Practical work on retrieval, such as using a “mixture of retrievers” instead of a single dense vector database, is an area of significant, though perhaps underreported, interest [04:27:00]. The field is exploring how to make these systems actually work and finding the right product form factor for AI research [04:44:00].

Evaluation and Deployment Challenges in Production

Despite many compelling demos, a lot of AI deployments, especially in enterprises, are still just “demos happening” [07:51:00]. These demos often fail in real user testing due to issues beyond machine learning, including deployment, risk, compliance, and security [08:00:00]. Many demos are built on small, “hacked” test sets (e.g., 20 PDFs) and break down when scaled to real-world data (e.g., 10,000 PDFs) [08:35:00].

For enterprises, the key question is whether a system can be put in front of customers [09:00:00]. As use cases become higher value, they also become riskier to expose directly to customers [09:26:00]. The goal is to find the optimal ratio of AI to human interaction, keeping humans in the loop for problems within reach [09:36:00].

The Need for Better Evaluation Frameworks

There is currently no reliable standard way to evaluate AI systems for enterprises, especially concerning deployment risk and real accuracy [02:40:00]. Many companies don’t seriously evaluate their systems, relying on unprincipled spreadsheets with high variance [02:51:00].

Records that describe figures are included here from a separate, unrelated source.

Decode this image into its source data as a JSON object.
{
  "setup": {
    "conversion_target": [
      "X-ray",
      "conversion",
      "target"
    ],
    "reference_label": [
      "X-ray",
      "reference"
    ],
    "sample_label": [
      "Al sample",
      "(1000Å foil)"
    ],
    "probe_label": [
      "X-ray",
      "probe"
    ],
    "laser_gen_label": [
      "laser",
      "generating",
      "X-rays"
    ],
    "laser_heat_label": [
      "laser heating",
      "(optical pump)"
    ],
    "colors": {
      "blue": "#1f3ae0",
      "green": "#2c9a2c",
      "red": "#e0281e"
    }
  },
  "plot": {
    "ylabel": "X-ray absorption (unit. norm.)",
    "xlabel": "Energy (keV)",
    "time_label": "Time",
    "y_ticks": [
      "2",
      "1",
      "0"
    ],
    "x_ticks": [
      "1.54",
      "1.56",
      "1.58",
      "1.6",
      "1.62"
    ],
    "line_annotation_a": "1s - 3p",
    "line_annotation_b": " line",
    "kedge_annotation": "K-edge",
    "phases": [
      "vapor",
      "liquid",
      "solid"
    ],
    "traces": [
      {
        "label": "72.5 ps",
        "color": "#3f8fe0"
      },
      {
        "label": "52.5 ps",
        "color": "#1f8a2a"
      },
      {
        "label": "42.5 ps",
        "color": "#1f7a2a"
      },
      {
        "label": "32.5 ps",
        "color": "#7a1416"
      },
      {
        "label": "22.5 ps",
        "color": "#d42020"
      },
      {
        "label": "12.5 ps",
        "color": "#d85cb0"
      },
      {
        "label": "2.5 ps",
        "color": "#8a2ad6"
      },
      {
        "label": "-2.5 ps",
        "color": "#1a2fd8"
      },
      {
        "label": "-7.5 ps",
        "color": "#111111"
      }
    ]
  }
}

A critical step is to clearly define what success looks like for a customer, often involving a collaborative hill-climbing process to achieve success in a prototype setting before productionizing it [02:29:00]. Future evaluation frameworks should be accessible to AI developers, who are increasingly proficient in calling APIs rather than traditional machine learning or statistical testing [02:40:00].

Wishlist for External Contributions

To streamline end-to-end solutions, better off-the-shelf extraction systems are needed [02:45:00]. Properly contextualizing language models requires accurate extraction, which is surprisingly difficult for tasks like extracting information from PDFs [02:50:00].

Academic Role in Post-Training Research

Academia remains crucial for the progress of AI [02:40:00]. While pre-training at the current scale is no longer feasible for universities [02:47:00], the importance of post-training offers a significant opportunity [02:57:00]. Academics can leverage pre-trained models (e.g., those generously open-sourced by Meta/Facebook) to conduct valuable research in post-training methods and better alignment techniques [03:02:00].

Conclusion

Post-training model optimization is vital for delivering production-ready AI solutions, especially in the enterprise context. It involves complex techniques like RLHF, DPO, KTO, and APO, and requires a shift towards thinking about AI as integrated systems rather than monolithic models. While challenges in data quality and evaluation persist, ongoing research and pragmatic approaches are paving the way for more specialized, useful, and scalable AI deployments.

Overhyped vs. Underhyped

Agents are both overhyped (as they don’t fully work yet) and underhyped (because they are showing signs of life and potential) [05:57:00]. The shift to smaller models deployable on edge devices is a significant trend [02:47:00].